Um estudo realizado em larga escala, publicado em 2022 no The Lancet Digital Health, foi o primeiro a comparar de forma direta o desempenho da IA de forma autônoma versus a sua aplicação no suporte a especialistas humanos na detecção do câncer de mama. Com o apoio de radiologistas do Essen University Hospital na Alemanha, e do Memorial Sloan Kettering Cancer Center em Nova Iorque, os pesquisadores testaram duas abordagens. Inicialmente, (1) a Inteligência Artificial atuou sozinha na análise de mamografias. Na outra, (2) a IA realizava a triagem dos exames como normais ou suspeitos, encaminhando-os a radiologistas que revisavam a avaliação antes de ver a análise da Inteligência Artificial, que emitia um aviso ao detectar um câncer não percebido pelo médico.

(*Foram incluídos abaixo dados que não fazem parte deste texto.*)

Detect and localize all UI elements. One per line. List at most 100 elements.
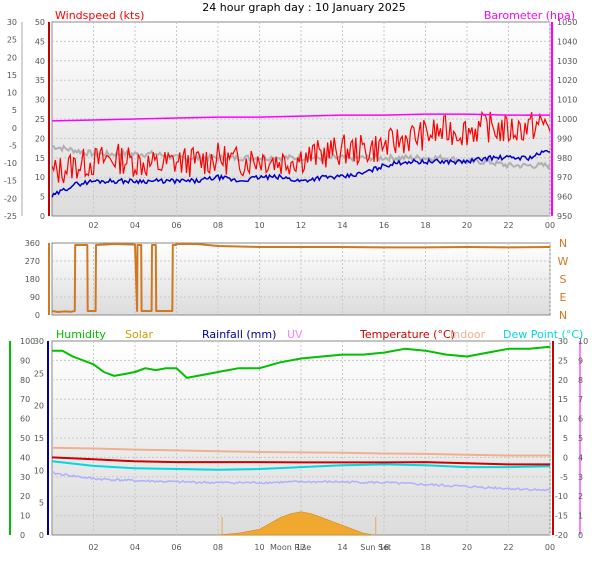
temp-x-tick-label: Moon Rise xyxy=(270,543,311,552)
outer-left-tick-label: 5 xyxy=(12,106,17,115)
temp-x-tick-label: 08 xyxy=(213,543,223,552)
humidity-tick-label: 100 xyxy=(20,337,35,346)
humidity-tick-label: 0 xyxy=(20,531,25,540)
rainfall-tick-label: 10 xyxy=(34,466,44,475)
direction-tick-label: 360 xyxy=(25,239,40,248)
apparent-line xyxy=(51,471,551,492)
windspeed-tick-label: 35 xyxy=(35,76,45,85)
direction-tick-label: 90 xyxy=(30,293,40,302)
temp-x-tick-label: Sun Set xyxy=(360,543,391,552)
humidity-tick-label: 50 xyxy=(20,434,30,443)
wind-grey-line xyxy=(51,144,551,171)
temperature-tick-label: -20 xyxy=(555,531,568,540)
barometer-tick-label: 970 xyxy=(557,173,572,182)
outer-left-tick-label: -10 xyxy=(4,159,17,168)
wind-x-tick-label: 08 xyxy=(213,221,223,230)
temperature-tick-label: 25 xyxy=(558,356,568,365)
temp-x-tick-label: 22 xyxy=(503,543,513,552)
windspeed-tick-label: 40 xyxy=(35,57,45,66)
barometer-tick-label: 1050 xyxy=(557,18,577,27)
dew-point-line xyxy=(51,460,551,471)
windspeed-tick-label: 50 xyxy=(35,18,45,27)
indoor-line xyxy=(51,446,550,457)
windspeed-tick-label: 0 xyxy=(40,212,45,221)
legend-item: Humidity xyxy=(56,328,106,341)
uv-tick-label: 3 xyxy=(578,473,583,482)
barometer-tick-label: 1040 xyxy=(557,37,577,46)
outer-left-tick-label: 15 xyxy=(7,71,17,80)
uv-tick-label: 10 xyxy=(578,337,588,346)
wind-x-tick-label: 20 xyxy=(462,221,472,230)
outer-left-tick-label: 20 xyxy=(7,53,17,62)
compass-label: W xyxy=(558,255,569,268)
outer-left-tick-label: -15 xyxy=(4,177,17,186)
rainfall-tick-label: 30 xyxy=(34,337,44,346)
barometer-tick-label: 950 xyxy=(557,212,572,221)
wind-x-tick-label: 04 xyxy=(130,221,140,230)
temp-x-tick-label: 16 xyxy=(379,543,389,552)
wind-x-tick-label: 14 xyxy=(337,221,347,230)
temp-x-tick-label: 02 xyxy=(88,543,98,552)
legend-item: Rainfall (mm) xyxy=(202,328,276,341)
compass-label: N xyxy=(559,237,567,250)
outer-left-tick-label: 0 xyxy=(12,124,17,133)
windspeed-tick-label: 5 xyxy=(40,193,45,202)
uv-tick-label: 4 xyxy=(578,453,583,462)
windspeed-tick-label: 25 xyxy=(35,115,45,124)
outer-left-tick-label: 30 xyxy=(7,18,17,27)
humidity-tick-label: 10 xyxy=(20,512,30,521)
rainfall-tick-label: 15 xyxy=(34,434,44,443)
wind-x-tick-label: 10 xyxy=(254,221,264,230)
outer-left-tick-label: -5 xyxy=(9,141,17,150)
temperature-tick-label: 10 xyxy=(558,415,568,424)
humidity-tick-label: 80 xyxy=(20,376,30,385)
temperature-tick-label: -5 xyxy=(560,473,568,482)
rainfall-tick-label: 5 xyxy=(39,499,44,508)
temp-x-tick-label: 00 xyxy=(545,543,555,552)
temp-x-tick-label: 04 xyxy=(130,543,140,552)
temperature-tick-label: 15 xyxy=(558,395,568,404)
windspeed-line xyxy=(51,110,551,184)
uv-tick-label: 9 xyxy=(578,356,583,365)
barometer-tick-label: 1030 xyxy=(557,57,577,66)
humidity-tick-label: 30 xyxy=(20,473,30,482)
humidity-line xyxy=(52,345,551,379)
legend-item: Dew Point (°C) xyxy=(503,328,583,341)
wind-x-tick-label: 12 xyxy=(296,221,306,230)
outer-left-tick-label: 25 xyxy=(7,36,17,45)
wind-x-tick-label: 22 xyxy=(503,221,513,230)
outer-left-tick-label: -25 xyxy=(4,212,17,221)
wind-x-tick-label: 06 xyxy=(171,221,181,230)
temp-x-tick-label: 20 xyxy=(462,543,472,552)
direction-tick-label: 270 xyxy=(25,257,40,266)
barometer-tick-label: 990 xyxy=(557,134,572,143)
wind-x-tick-label: 18 xyxy=(420,221,430,230)
windspeed-tick-label: 30 xyxy=(35,96,45,105)
uv-tick-label: 7 xyxy=(578,395,583,404)
barometer-label: Barometer (hpa) xyxy=(484,9,575,22)
chart-title: 24 hour graph day : 10 January 2025 xyxy=(202,1,406,14)
temperature-tick-label: 5 xyxy=(563,434,568,443)
rainfall-tick-label: 20 xyxy=(34,402,44,411)
barometer-tick-label: 980 xyxy=(557,154,572,163)
barometer-tick-label: 1010 xyxy=(557,96,577,105)
humidity-tick-label: 40 xyxy=(20,453,30,462)
windspeed-tick-label: 15 xyxy=(35,154,45,163)
wind-x-tick-label: 02 xyxy=(88,221,98,230)
windspeed-label: Windspeed (kts) xyxy=(55,9,144,22)
uv-tick-label: 6 xyxy=(578,415,583,424)
temperature-tick-label: 30 xyxy=(558,337,568,346)
windspeed-tick-label: 20 xyxy=(35,134,45,143)
compass-label: S xyxy=(560,273,567,286)
solar-area xyxy=(217,511,374,536)
temp-x-tick-label: 12 xyxy=(296,543,306,552)
direction-tick-label: 180 xyxy=(25,275,40,284)
temp-x-tick-label: 18 xyxy=(420,543,430,552)
direction-tick-label: 0 xyxy=(35,311,40,320)
temperature-tick-label: -15 xyxy=(555,512,568,521)
humidity-tick-label: 90 xyxy=(20,356,30,365)
legend-item: Indoor xyxy=(450,328,486,341)
humidity-tick-label: 70 xyxy=(20,395,30,404)
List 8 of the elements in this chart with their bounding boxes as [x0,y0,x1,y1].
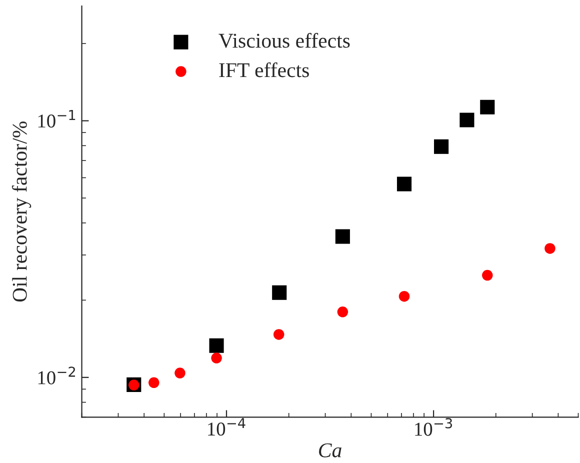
y-tick-label: 10$^{−1}$ [38,110,76,128]
legend-label: Viscious effects [218,32,350,48]
y-axis-title: Oil recovery factor/% [12,121,32,302]
y-tick-label: 10$^{−2}$ [38,366,75,384]
x-axis-title: Ca [319,443,342,458]
legend-label: IFT effects [219,62,309,78]
x-tick-label: 10$^{−3}$ [415,418,452,436]
x-tick-label: 10$^{−4}$ [208,418,246,436]
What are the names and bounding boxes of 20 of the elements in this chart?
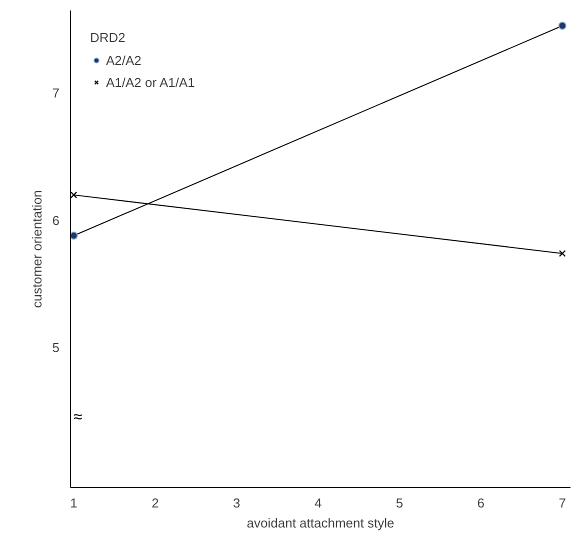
point <box>558 250 566 257</box>
y-tick-label: 7 <box>52 86 60 101</box>
y-tick-label: 5 <box>52 340 60 356</box>
point <box>70 192 78 198</box>
x-tick-label: 5 <box>396 496 404 510</box>
point <box>558 22 566 30</box>
x-tick-label: 3 <box>233 496 240 510</box>
x-tick-label: 1 <box>70 496 78 510</box>
x-tick-label: 7 <box>558 496 566 510</box>
y-tick-label: 6 <box>52 212 60 228</box>
x-tick-label: 4 <box>314 496 322 510</box>
point <box>70 232 78 240</box>
x-tick-label: 2 <box>152 496 159 510</box>
x-axis-title: avoidant attachment style <box>246 516 394 530</box>
legend-title: DRD2 <box>90 30 126 45</box>
legend-label: A2/A2 <box>106 52 142 68</box>
y-axis-title: customer orientation <box>29 190 44 308</box>
annotation: ≈ <box>74 409 82 426</box>
legend-label: A1/A2 or A1/A1 <box>106 74 195 90</box>
x-tick-label: 6 <box>477 496 485 510</box>
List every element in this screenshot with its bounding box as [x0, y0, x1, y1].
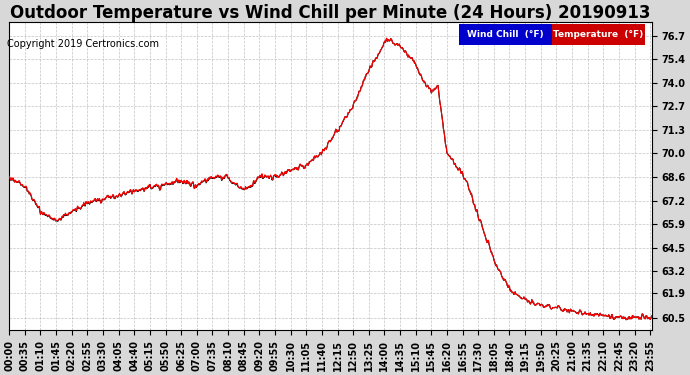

Durante o estudo, a IA examinou exames antigos, comparando suas avaliações com as realizadas pelos radiologistas que haviam feito as análises originalmente. Para o treinamento, foram utilizados dados de mais de 367 mil mamografias, incluindo notas dos radiologistas, avaliações e informações sobre o diagnóstico positivos, para que a IA se tornasse capaz de classificar os exames nas categorias “normal confiante”, “não confiante” e “câncer confiante”. Nas duas abordagens, as conclusões foram comparadas com os diagnósticos dos radiologistas em 82.851 mamografias, provenientes de centros de triagem que não foram utilizados no treinamento da IA.
Na segunda abordagem, quando médico e IA atuaram juntos, a detecção foi 2,6% mais eficiente em relação ao trabalho sem o suporte tecnológico, gerando menos alarmes falsos, inclusive. Uma vez que os médicos puderam dispensar a realização de análises para exames classificados como “normal confiante”, que representam 63% dos casos, uma redução drástica na carga de trabalho dos radiologistas ocorreu, poupando tempo e esforços desnecessários.
De acordo com o estudo, radiologistas não percebem um em cada oito casos positivos, por influência de fatores como fadiga, excesso de trabalho e até mesmo pela hora do dia. Aqui no Brasil, por exemplo, profissionais da saúde responsáveis pela análise de exames de imagem podem chegar a emitir 36 laudos em jornadas de 6 horas. Além disso, há escassez de especialistas para analisar exames, sobretudo quando realizados em locais remotos.
IA e soluções de visão computacional têm inegável potencial para reduzir as desigualdades no acesso a diagnósticos, mais precisos. Sobre o temor da possível substituição de profissionais por novas tecnologias, todas as tentativas de realizar o trabalho dos radiologistas de forma 100% autônoma apresentaram desempenho inferior ao trabalho humano na triagem do câncer em mamografias. Sistemas de saúde, profissionais e pacientes têm muito a ganhar com o auxílio da IA.